Luis Ferreira

Luis Ferreira

Milagres sem redomas

O mundo vive confrontado com problemas aparentemente graves e de difícil solução. No entanto, a diversidade dos problemas não nos impede de os considerar separadamente e ajuizar o que cada um de nós pode opinar sobre os mesmos.

Os recentes acontecimentos que mobilizaram todos os países do mundo, fizeram posicionar em segundo plano os que há quatro meses eram a primazia da comunicação social e nos entravam pela casa dentro sem pedir permissão. Queixávamo-nos de uma monopolização de informação que praticamente nos impedia de pensar em outras coisas mais agradáveis. A abertura dos noticiários era feita com notícias bombásticas e nada agradáveis. Ataques terroristas de um lado, bombas de outro, destruição de cidades e países, confrontos e ameaças nucleares, mortes no Mediterrâneo, ataques económicos e tantas coisas mais que chegavam a ser quase um exagero de informação. Mas não era. Os acontecimentos provavam-no. Eram momentos de incerteza e preocupação, mesmo para quem nada tinha a ver com esses problemas de solução imprevisível. Mas esses problemas trouxeram mais problemas.

De há quatro meses para cá, os problemas não desapareceram, mas surgiram outros que monopolizaram toda a informação. Já não se fala de atentados terroristas nem do Daesh, do Estado Islâmico do Iraque ou do Levante, da Síria e da sua destruição, do Boko Haram, da ameaça muçulmana na Europa, do racismo, nem das ameaças entre a Coreia do Norte e os EUA. Mas estes problemas mantêm-se. Não desapareceram. A comunicação transferiu o seu interesse para outros problemas mais atuais e prementes. Canalizar a atenção das pessoas para determinados conteúdos é prioritário e agora, quer se queira quer não, o interesse é Covid19.
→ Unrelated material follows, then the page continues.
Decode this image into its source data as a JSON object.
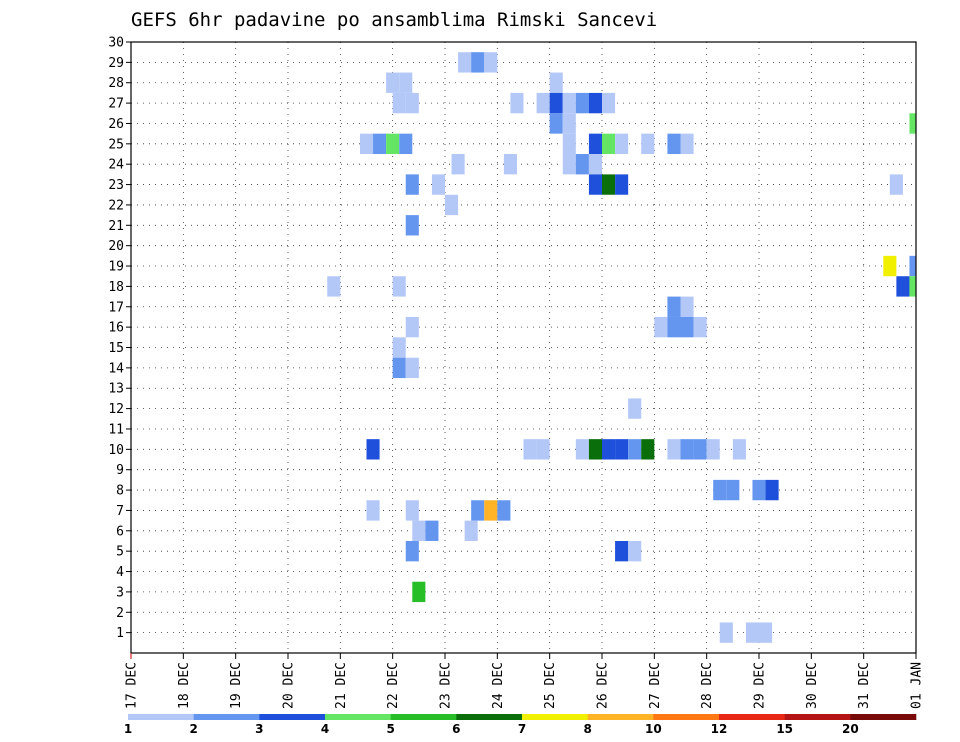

A verdade é que neste momento também já estamos a ficar fartos de ouvir notícias sobre esta pandemia. Todos os noticiários abrem com números sobre o que se passa em cada país do mundo a nível de óbitos com Covid19 e sobre os que estão contaminados com o vírus.

Passados já cerca de quatro ou cinco meses desde que o vírus apareceu e se começou a espalhar, parece que muito pouco mudou. Quando todos pensavam que se estava a controlar este inimigo invisível, começa-se a ter receio de uma segunda vaga e já começamos a temer outro confinamento. Pelo menos alguns. É que para determinadas pessoas, o vírus é coisa passageira, é mais um vírus de uma qualquer gripe ou nem sequer os pode atingir porque são imunes a estas coisas que só atingem os mais velhos e os idosos. Então toca de abusar e mostrar que já estavam fartos de confinamento e o que era preciso era mesmo exteriorizar toda a força contida ao longo dos três meses em que não puderam sair à rua. E como é que se faz? Farra. Haja farra à farta que o vírus não se mete connosco. Erro fatal. Estamos à beira de uma segunda vaga e de novos confinamentos se o juízo não voltar à cabeça de quem não pensa que há outras pessoas para além deles. O bom comportamento inicial a que alguém chamou de “milagre” português, está a esvair-se completamente. Por enquanto, temos núcleos de contaminação que o governo está a tentar controlar, mas não é fácil. Os números continuam a crescer principalmente em Lisboa e arredores. E é curioso, que até a Espanha terrivelmente atingida, tem presentemente menos pessoas infetadas que nós diariamente. O que se passa afinal? O Santo António e o S. João deixaram de fazer milagres? Ou será que a devoção abrandou?

Parecia estarmos numa redoma e que nada nos atingia. O vírus era coisa para o resto da Europa, onde a Itália e a Espanha acompanhadas pela França, passavam momentos de aflição. Nós estávamos imunes. Os mais incrédulos até podiam pensar assim, mas os mais atentos a estas coisas, esperaram para ver e viram. Viram-no chegar e atingir o país inteiro, matar indiscriminadamente, velhos, idosos, crianças, e todas as raças e etnias. Ele não é racista. Tem, contudo, um aliado muito importante: a irreverência da juventude e a loquacidade que os envolve como se fosse uma redoma impenetrável. Mas não é. O vírus precisa deles para acabar com a falta de respeito que temos uns pelos outros. Quando se falava que o mundo não voltaria a ser o mesmo, esperávamos que todos tivéssemos a consciência e a responsabilidade que ao nosso lado mora um vizinho, mas não. Afinal, será que vai mudar ou ficaremos na mesma a acreditar que ainda há quem faça milagres?